Since we only care about sum of digits , the maximum sum of digits is achieved when
R = 999999999999999999 ( 9 repeated 18 times)
Maxsum of digits = 9*18 < 200

So i precomputed primes upto 200 using SOE
then i iterated from L to R and decided in O(1) whether it is prime or not.

pseudo code


T = # test cases
while T < 0:
	prime = SOE(200) 
	L, R = input()
	ans = 0
	
	for (int i = L; i <= R; ++i) {
		sumOfDigits = getSumOfDigits(i) 
		if (prime[ sumOfDigits ] == True) {
				 ans += 1
		}			
	}
	print(ans)
	T -= 1

I thought this was it, but it able to pass only 4 test cases out of 20.
I was getting time limit exceeded.

So i know i am missing some major idea, so please help me.

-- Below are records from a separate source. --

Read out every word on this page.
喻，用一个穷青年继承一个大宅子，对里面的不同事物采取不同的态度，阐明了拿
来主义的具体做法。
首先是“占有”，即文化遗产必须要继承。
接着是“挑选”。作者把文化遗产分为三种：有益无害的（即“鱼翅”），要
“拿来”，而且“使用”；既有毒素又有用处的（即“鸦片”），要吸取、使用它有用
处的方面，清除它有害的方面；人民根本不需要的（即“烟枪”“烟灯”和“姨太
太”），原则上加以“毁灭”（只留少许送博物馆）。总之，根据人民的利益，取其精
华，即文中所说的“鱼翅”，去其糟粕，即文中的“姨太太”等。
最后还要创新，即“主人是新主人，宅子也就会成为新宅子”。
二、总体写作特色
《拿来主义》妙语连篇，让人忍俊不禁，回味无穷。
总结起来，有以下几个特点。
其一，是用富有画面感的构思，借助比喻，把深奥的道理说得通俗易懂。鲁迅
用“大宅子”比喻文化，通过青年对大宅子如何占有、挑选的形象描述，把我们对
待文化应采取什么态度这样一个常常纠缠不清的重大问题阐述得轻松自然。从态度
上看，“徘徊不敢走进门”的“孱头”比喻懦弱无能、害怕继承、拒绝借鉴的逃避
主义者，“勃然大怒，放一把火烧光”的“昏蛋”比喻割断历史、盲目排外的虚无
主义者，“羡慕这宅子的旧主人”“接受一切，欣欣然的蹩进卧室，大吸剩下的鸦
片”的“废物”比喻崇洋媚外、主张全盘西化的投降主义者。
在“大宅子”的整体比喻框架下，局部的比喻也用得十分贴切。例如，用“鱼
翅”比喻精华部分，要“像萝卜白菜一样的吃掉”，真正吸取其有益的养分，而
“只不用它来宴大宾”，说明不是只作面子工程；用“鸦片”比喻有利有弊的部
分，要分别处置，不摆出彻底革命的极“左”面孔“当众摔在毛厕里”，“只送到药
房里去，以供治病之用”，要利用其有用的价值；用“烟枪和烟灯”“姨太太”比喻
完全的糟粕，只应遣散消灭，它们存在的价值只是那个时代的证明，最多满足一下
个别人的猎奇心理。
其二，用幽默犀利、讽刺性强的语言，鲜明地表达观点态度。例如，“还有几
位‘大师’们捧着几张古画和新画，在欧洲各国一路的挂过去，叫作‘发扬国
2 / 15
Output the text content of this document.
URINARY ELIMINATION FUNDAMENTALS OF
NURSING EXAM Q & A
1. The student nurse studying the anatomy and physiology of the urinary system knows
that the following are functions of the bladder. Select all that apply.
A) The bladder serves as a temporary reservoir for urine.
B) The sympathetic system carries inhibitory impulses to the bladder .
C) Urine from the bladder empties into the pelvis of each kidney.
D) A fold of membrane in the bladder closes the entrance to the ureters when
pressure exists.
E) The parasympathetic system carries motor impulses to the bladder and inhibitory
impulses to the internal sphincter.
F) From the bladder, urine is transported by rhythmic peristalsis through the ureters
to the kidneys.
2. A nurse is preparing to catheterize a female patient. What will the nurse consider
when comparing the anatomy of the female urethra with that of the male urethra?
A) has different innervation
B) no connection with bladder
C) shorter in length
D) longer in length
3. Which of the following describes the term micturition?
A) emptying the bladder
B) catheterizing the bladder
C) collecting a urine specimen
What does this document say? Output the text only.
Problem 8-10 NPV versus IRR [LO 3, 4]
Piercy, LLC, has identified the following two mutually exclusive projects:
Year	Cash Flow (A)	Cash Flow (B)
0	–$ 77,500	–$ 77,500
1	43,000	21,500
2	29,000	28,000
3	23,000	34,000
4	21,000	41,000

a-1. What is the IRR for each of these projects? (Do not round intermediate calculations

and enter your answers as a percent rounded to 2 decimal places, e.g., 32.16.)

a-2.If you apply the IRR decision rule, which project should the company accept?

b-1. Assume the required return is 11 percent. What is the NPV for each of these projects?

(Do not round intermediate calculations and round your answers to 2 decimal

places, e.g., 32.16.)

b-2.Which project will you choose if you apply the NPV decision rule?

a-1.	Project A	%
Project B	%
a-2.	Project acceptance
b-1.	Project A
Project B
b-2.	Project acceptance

I also tried some optimizations like
Instead of everytime calculating sumOfDigits of i, just calculate it when last digit is 0, and go on adding 1 to previous sumOfDigits

eg:
sumOfDigits(30) = 3 // i calculate it
sumOfDigits(31) = 4 // + 1 , add 1 to previously calculated sumOfDigits
sumOfDigits(32) = 5 // + 1
sumOfDigits(33) = 6 // + 1
...
sumOfDigits(39) = 12
sumOfDigits(40) = 40 // last digit is 0 , also this is where sumOfDigits resets so i will calculate it

But it was no improvement , i cound still pass only 4 test cases.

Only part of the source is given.